Specifically, you’ll need to redesign six key components of your company:
1. Customer Experience
As customers opt to work with companies that cater to their needs digitally, you need to better engage with customers to stay relevant and gain a competitive advantage. This is ever important today, given that experiences trump products and prices or choices. Organizations need to understand, invest and optimize sales and servicing efforts to ensure long-term viability.
2. People
You must redesign your operating model and employee experience to deliver a digitally optimized customer experience. Your employees want to work for an engaged company that allows them to work remotely.

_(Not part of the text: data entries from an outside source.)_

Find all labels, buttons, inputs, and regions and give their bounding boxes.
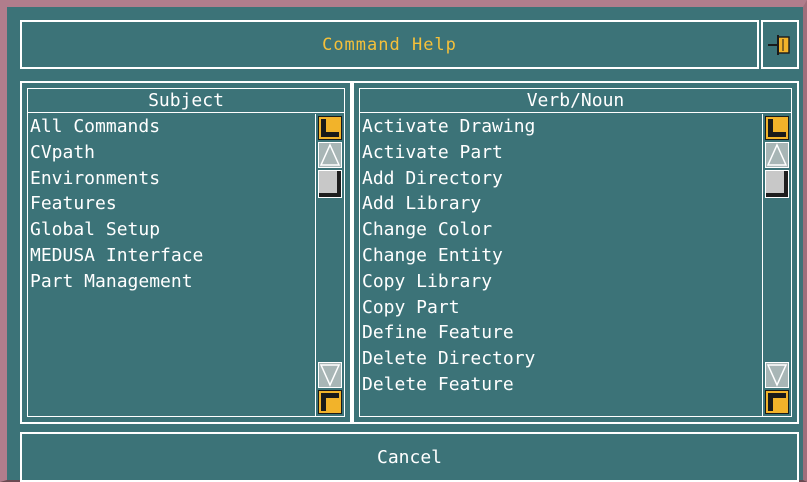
scroll-bottom-button[interactable] xyxy=(765,390,789,414)
up-arrow-icon xyxy=(319,143,341,166)
scroll-top-button[interactable] xyxy=(318,116,342,140)
list-item[interactable]: All Commands xyxy=(28,114,315,140)
list-item[interactable]: Copy Part xyxy=(360,295,762,321)
list-item[interactable]: Change Color xyxy=(360,217,762,243)
list-item[interactable]: Copy Library xyxy=(360,269,762,295)
verbnoun-panel: Verb/Noun Activate Drawing Activate Part A… xyxy=(352,81,799,424)
scroll-bottom-icon xyxy=(321,393,339,411)
cancel-button[interactable]: Cancel xyxy=(20,432,799,482)
list-item[interactable]: Part Management xyxy=(28,269,315,295)
scroll-bottom-button[interactable] xyxy=(318,390,342,414)
subject-panel-inner: Subject All Commands CVpath Environments Fe… xyxy=(27,88,345,417)
list-item[interactable]: Global Setup xyxy=(28,217,315,243)
verbnoun-list[interactable]: Activate Drawing Activate Part Add Directo… xyxy=(360,114,763,416)
up-arrow-icon xyxy=(766,143,788,166)
list-item[interactable]: MEDUSA Interface xyxy=(28,243,315,269)
list-item[interactable]: Environments xyxy=(28,166,315,192)
scroll-top-icon xyxy=(768,119,786,137)
subject-panel: Subject All Commands CVpath Environments Fe… xyxy=(20,81,352,424)
scroll-thumb[interactable] xyxy=(318,170,342,198)
cancel-label: Cancel xyxy=(376,446,443,468)
scroll-top-button[interactable] xyxy=(765,116,789,140)
scroll-thumb[interactable] xyxy=(765,170,789,198)
window-title: Command Help xyxy=(322,34,457,55)
subject-scrollbar[interactable] xyxy=(316,114,344,416)
scroll-up-arrow[interactable] xyxy=(318,142,342,168)
list-item[interactable]: Activate Drawing xyxy=(360,114,762,140)
down-arrow-icon xyxy=(766,364,788,387)
list-item[interactable]: CVpath xyxy=(28,140,315,166)
down-arrow-icon xyxy=(319,364,341,387)
list-item[interactable]: Delete Directory xyxy=(360,346,762,372)
pin-button[interactable] xyxy=(761,20,799,69)
command-help-window: Command Help Subject All Commands CVpath E… xyxy=(0,0,807,482)
list-item[interactable]: Delete Feature xyxy=(360,372,762,398)
subject-header: Subject xyxy=(28,89,344,113)
scroll-down-arrow[interactable] xyxy=(765,362,789,388)
list-item[interactable]: Features xyxy=(28,191,315,217)
list-item[interactable]: Change Entity xyxy=(360,243,762,269)
scroll-down-arrow[interactable] xyxy=(318,362,342,388)
list-item[interactable]: Add Directory xyxy=(360,166,762,192)
list-item[interactable]: Define Feature xyxy=(360,320,762,346)
title-bar[interactable]: Command Help xyxy=(20,20,759,69)
scroll-up-arrow[interactable] xyxy=(765,142,789,168)
subject-list[interactable]: All Commands CVpath Environments Features Gl… xyxy=(28,114,316,416)
verbnoun-header: Verb/Noun xyxy=(360,89,791,113)
pushpin-icon xyxy=(768,34,790,55)
list-item[interactable]: Add Library xyxy=(360,191,762,217)
verbnoun-scrollbar[interactable] xyxy=(763,114,791,416)
list-item[interactable]: Activate Part xyxy=(360,140,762,166)
verbnoun-panel-inner: Verb/Noun Activate Drawing Activate Part A… xyxy=(359,88,792,417)
scroll-bottom-icon xyxy=(768,393,786,411)
scroll-top-icon xyxy=(321,119,339,137)
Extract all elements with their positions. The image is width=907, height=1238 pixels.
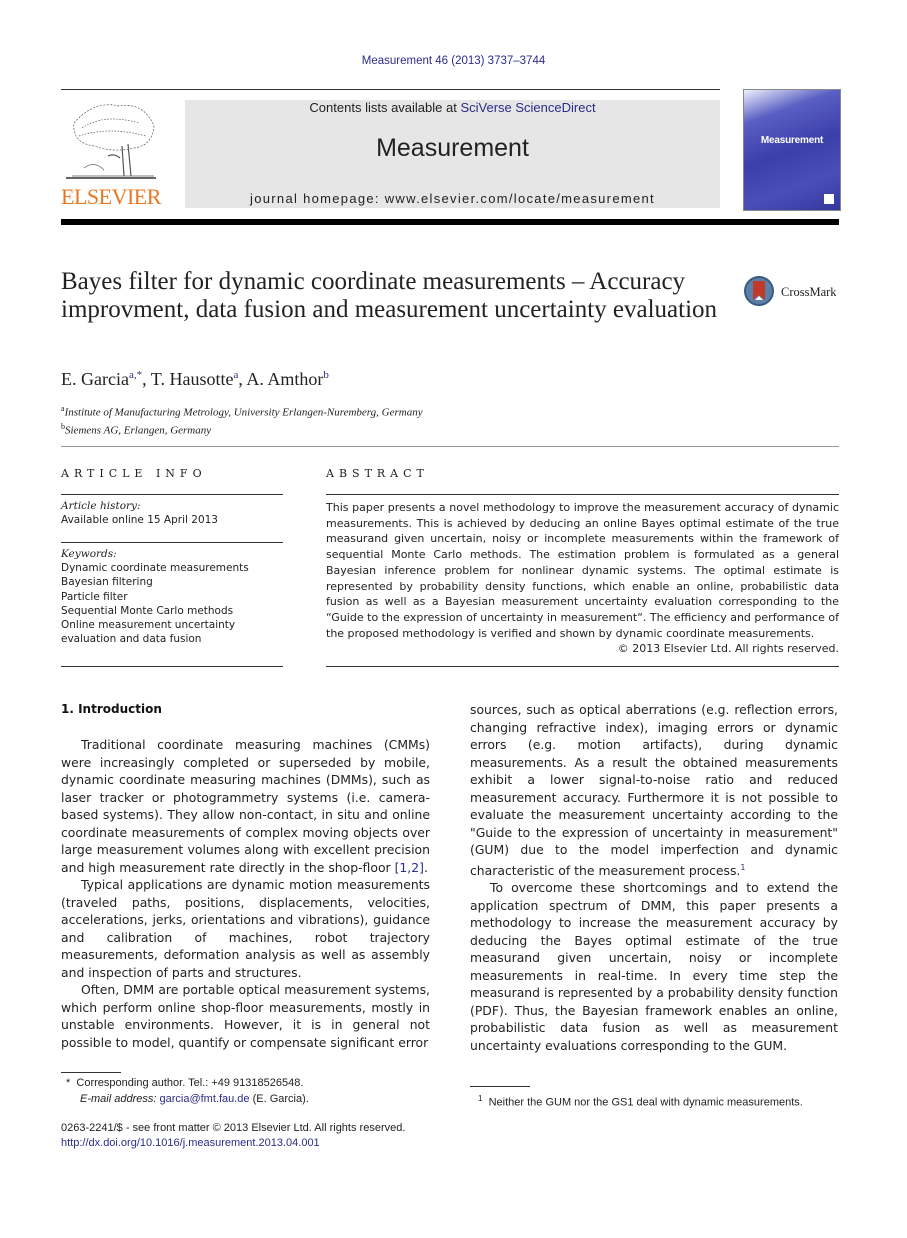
body-paragraph: To overcome these shortcomings and to ex… bbox=[470, 880, 838, 1053]
author-name[interactable]: T. Hausotte bbox=[151, 369, 234, 389]
abstract-bottom-rule bbox=[326, 666, 839, 667]
body-column-left: Traditional coordinate measuring machine… bbox=[61, 736, 430, 1051]
cover-title: Measurement bbox=[760, 135, 824, 146]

As such, you need to create an organizational design geared to maximize your internal digital footprint. At the same time, you should implement an employee listening strategy to monitor and promote trust in leadership, enabling employees to accept your new direction better.
3. Process
Your company must establish and manage the core processes at the heart of your company through an internal and external omnichannel that allows employees to focus on value-added activities across the value stream. In digital-first companies, employees (and customers) can collaborate to get the right information in the right hands at the appropriate times.
4. Information
You’ll need strong two-way communication, so every interaction is enriched with supporting information. This means aligning metrics, automated artificial intelligence, and advanced analytics to help employees make informed, real-time decisions.
5. Technology
Your company infrastructure needs to be accessible and scalable, so you need to move your organization and data to the cloud. You also need the right tools and technologies to encourage collaboration and communication that allow employees to work anywhere at any time.
6. Organization
Making it simple for your employees to easily communicate and collaborate across organizational structures while moving them closer to the customer insights will be critical. Your goal is to align and streamline your internal team structures to optimize your new strategy and business model. You need a flatter structure that uses agile techniques to ensure minimal disruption to related groups.
Finally
To survive and thrive, companies will need to rapidly adopt becoming a digital-first company. Organizations that do will ultimately grow their customer base, attract the best talent and build agility to respond to an ever-increasing dynamic and disruptive environment.